After weeks of whining about the economic uncertainty precipitated by an uncertain presidential election, financial markets fell on the announcement the nation would have a new commander in chief.
Corporate earnings, inflation, and interest rates still influence financial markets more than does the occupant of the White House. Most indices suggest the economy is slowing. Industrial production fell last month, while wholesale and consumer inflation edged up. It is not anticipated the Fed will ratchet back interest rates when it meets next week, but it is expected the Fed will make rate cuts as early as next year to encourage investment. Home mortgage rates have already fallen to 18-month lows. A lower cost of money would be good news to consumers and investors alike, and to the new president who hopes he is not walking into a recession.
To address that and other potential challenges he is seeking to build a political coalition within the new administration.
George W. Bush may be giving his acceptance speech 36 days later than he expected ... but he has been planning for quite some time, the Administration staff he'd assemble if and when he took over the White House.

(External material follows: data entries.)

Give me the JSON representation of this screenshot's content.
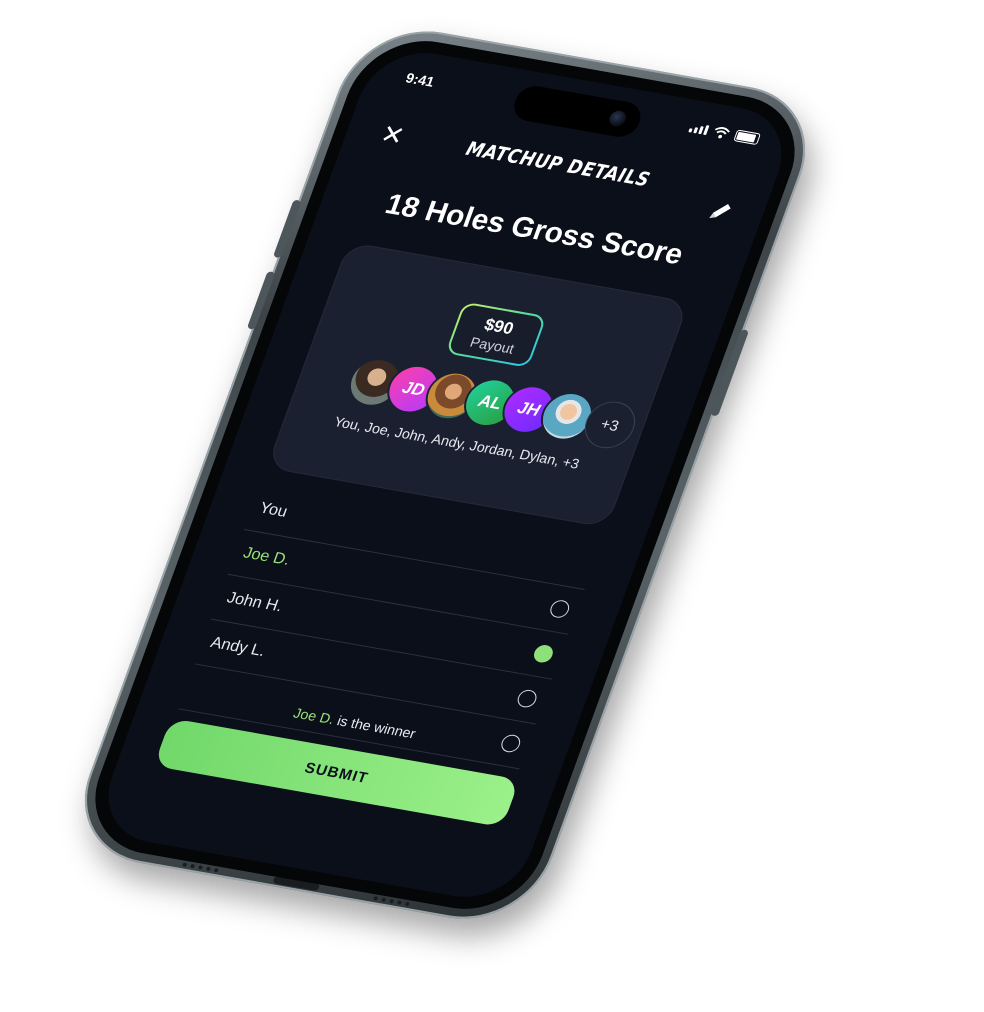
{
  "status": {
    "time": "9:41"
  },
  "header": {
    "close_icon": "✕",
    "title": "MATCHUP DETAILS",
    "edit_icon": "pencil-icon"
  },
  "matchup": {
    "title": "18 Holes Gross Score",
    "payout_amount": "$90",
    "payout_label": "Payout",
    "avatars": [
      {
        "type": "photo",
        "initials": ""
      },
      {
        "type": "initials",
        "initials": "JD"
      },
      {
        "type": "photo",
        "initials": ""
      },
      {
        "type": "initials",
        "initials": "AL"
      },
      {
        "type": "initials",
        "initials": "JH"
      },
      {
        "type": "photo",
        "initials": ""
      }
    ],
    "more_count": "+3",
    "participants_text": "You, Joe, John, Andy, Jordan, Dylan, +3"
  },
  "players": [
    {
      "name": "You",
      "selected": false,
      "has_radio": false
    },
    {
      "name": "Joe D.",
      "selected": false,
      "has_radio": true,
      "highlight": true
    },
    {
      "name": "John H.",
      "selected": true,
      "has_radio": true
    },
    {
      "name": "Andy L.",
      "selected": false,
      "has_radio": true
    },
    {
      "name": "",
      "selected": false,
      "has_radio": true
    }
  ],
  "winner": {
    "name": "Joe D.",
    "suffix": " is the winner"
  },
  "actions": {
    "submit_label": "SUBMIT"
  },
  "colors": {
    "accent": "#8ee07a",
    "background": "#0b0f1a",
    "card": "#1b2030"
  }
}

Over the weeks, names have been released of possible future Bush cabinet members … including the person who may take the reigns away from the current Agriculture Secretary, Dan Glickman.
Among the names tossed out are Representative Charles Stenholm, a Texas democrat and ranking member on the House Agriculture Committee.
Ann Veneman, Former California Secretary of Agriculture: "Addressing these issues does not mean we have a problem with our food supply."
A less nationally known name mentioned for the top USDA spot is republican Ann Veneman. She is a former California Secretary of Agriculture, who currently works for a Sacramento law firm. Veneman also worked at the USDA during George Bush Senior's administration.